A new study on the topic -- by economists at Morehouse College and Howard University -- has received much less attention. The research, published in The Review of Black Political Economy (abstract available here), finds that black graduates of black colleges continue to have a career advantage over black graduates of other colleges. The new study covers the same time frame as the previous one, and so extends well into the era of desegregation. That's crucial because much of the speculation about the previous study was that predominantly white institutions have become better at recruiting and graduating black students, and at attracting top black students who had far fewer options in the Jim Crow era.

The new study used a different database and a different methodology, and one author says that those approaches lead to a more accurate reflection of where black Americans are in their careers and lives. Previous studies have used national longitudinal databases, while the new study is based on the National Survey of Black Americans, which the authors argue is a better tool for studying black Americans. Further, the new study employs the Duncan Socioeconomic Index, which gives credit not only for wages, but for working in high-prestige professions.

Using this approach, the new study finds that the career advantage has remained with black graduates of black colleges, not with black graduates of other institutions.

Gregory N. Price, chair of economics at Morehouse and one of the authors of the paper, said that the database he and his colleagues used was "more robust" than any of the national ones, such as College and Beyond.

Further, he said that the broader definition of career success (going beyond salary alone) was also appropriate.

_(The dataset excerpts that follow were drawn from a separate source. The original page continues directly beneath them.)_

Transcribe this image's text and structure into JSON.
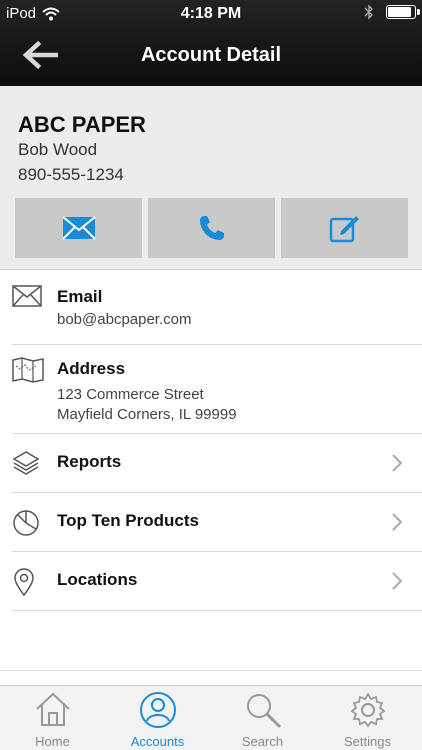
{
  "status_bar": {
    "carrier": "iPod",
    "time": "4:18 PM",
    "battery_level": 0.9
  },
  "nav": {
    "title": "Account Detail",
    "back_icon": "arrow-left-icon"
  },
  "account": {
    "company": "ABC PAPER",
    "contact_name": "Bob Wood",
    "phone": "890-555-1234"
  },
  "actions": [
    {
      "icon": "mail-icon"
    },
    {
      "icon": "phone-icon"
    },
    {
      "icon": "edit-icon"
    }
  ],
  "details": {
    "email": {
      "label": "Email",
      "value": "bob@abcpaper.com"
    },
    "address": {
      "label": "Address",
      "line1": "123 Commerce Street",
      "line2": "Mayfield Corners, IL 99999"
    }
  },
  "links": [
    {
      "label": "Reports",
      "icon": "layers-icon"
    },
    {
      "label": "Top Ten Products",
      "icon": "pie-chart-icon"
    },
    {
      "label": "Locations",
      "icon": "map-pin-icon"
    }
  ],
  "tabs": [
    {
      "label": "Home",
      "icon": "home-icon",
      "active": false
    },
    {
      "label": "Accounts",
      "icon": "user-icon",
      "active": true
    },
    {
      "label": "Search",
      "icon": "search-icon",
      "active": false
    },
    {
      "label": "Settings",
      "icon": "gear-icon",
      "active": false
    }
  ],
  "colors": {
    "accent": "#1a8bd6",
    "tab_inactive": "#888888",
    "action_bg": "#c9c9c9",
    "header_bg": "#ececec",
    "topbar_bg": "#111111"
  }
}
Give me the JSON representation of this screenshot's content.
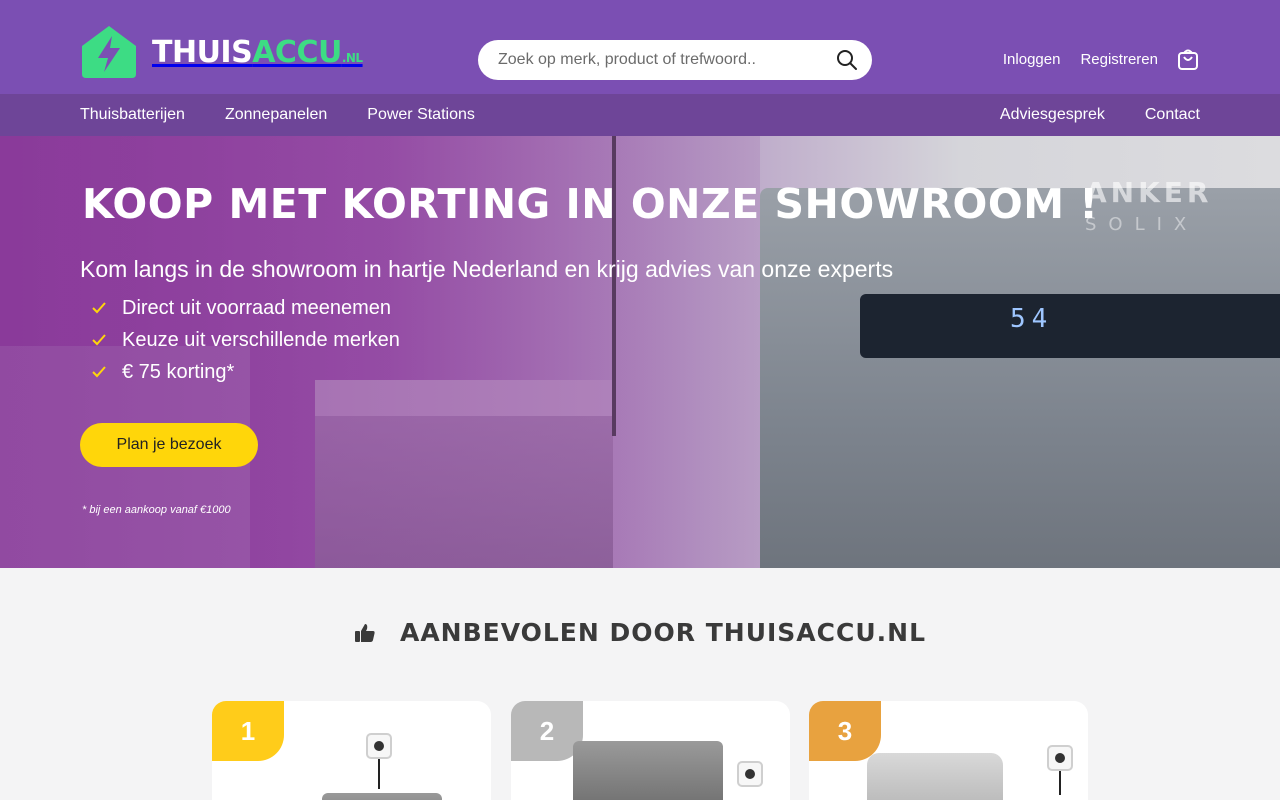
{
  "header": {
    "logo": {
      "name": "THUISACCU",
      "name_main": "THUIS",
      "name_accent": "ACCU",
      "tld": ".NL"
    },
    "search": {
      "placeholder": "Zoek op merk, product of trefwoord.."
    },
    "login_label": "Inloggen",
    "register_label": "Registreren"
  },
  "nav": {
    "left": [
      "Thuisbatterijen",
      "Zonnepanelen",
      "Power Stations"
    ],
    "right": [
      "Adviesgesprek",
      "Contact"
    ]
  },
  "hero": {
    "title": "KOOP MET KORTING IN ONZE SHOWROOM !",
    "subtitle": "Kom langs in de showroom in hartje Nederland en krijg advies van onze experts",
    "bullets": [
      "Direct uit voorraad meenemen",
      "Keuze uit verschillende merken",
      "€ 75 korting*"
    ],
    "cta_label": "Plan je bezoek",
    "disclaimer": "* bij een aankoop vanaf €1000",
    "device_brand": "ANKER",
    "device_brand_sub": "SOLIX",
    "device_readout": "54"
  },
  "recommended": {
    "title": "AANBEVOLEN DOOR THUISACCU.NL",
    "ranks": [
      "1",
      "2",
      "3"
    ]
  },
  "colors": {
    "header_bg": "#7b4fb3",
    "nav_bg": "#6e4598",
    "accent_green": "#3ddc84",
    "cta_yellow": "#ffd60a",
    "rank_gold": "#ffcc1a",
    "rank_silver": "#b8b8b8",
    "rank_bronze": "#e8a23f"
  },
  "icons": [
    "lightning-house-icon",
    "search-icon",
    "cart-icon",
    "check-icon",
    "thumbs-up-icon"
  ]
}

For "a whole array of fields," he said, career success for black Americans may not have the same impact on wages as does career success for others. For instance, black doctors and lawyers who opt to work in low-income urban communities are in fact successes, he said, even if they may earn less than if they sought the best-paying jobs available for those in the medical and legal fields. Many black colleges in fact encourage graduates to think about careers that serve African American communities, and to define career success beyond money alone. (The other authors of the paper are William Spriggs and Omari H. Swinton of Howard University.)

At the same time, he acknowledged that "different databases can yield different results." He said it was important that these findings be added to the discussion when people discuss the impact of attending a black college. Price agreed that the study from the Cambridge-based scholars had received much more attention than the one he and his colleges did. "MIT and Harvard are nice addresses to get a lot of attention," he said.

Asked why he thought black colleges continue to have a greater impact on graduates' career success than other institutions, Price cited mission and history. "We have a historical comparative advantage," he said. "Some of us have been doing this since emancipation."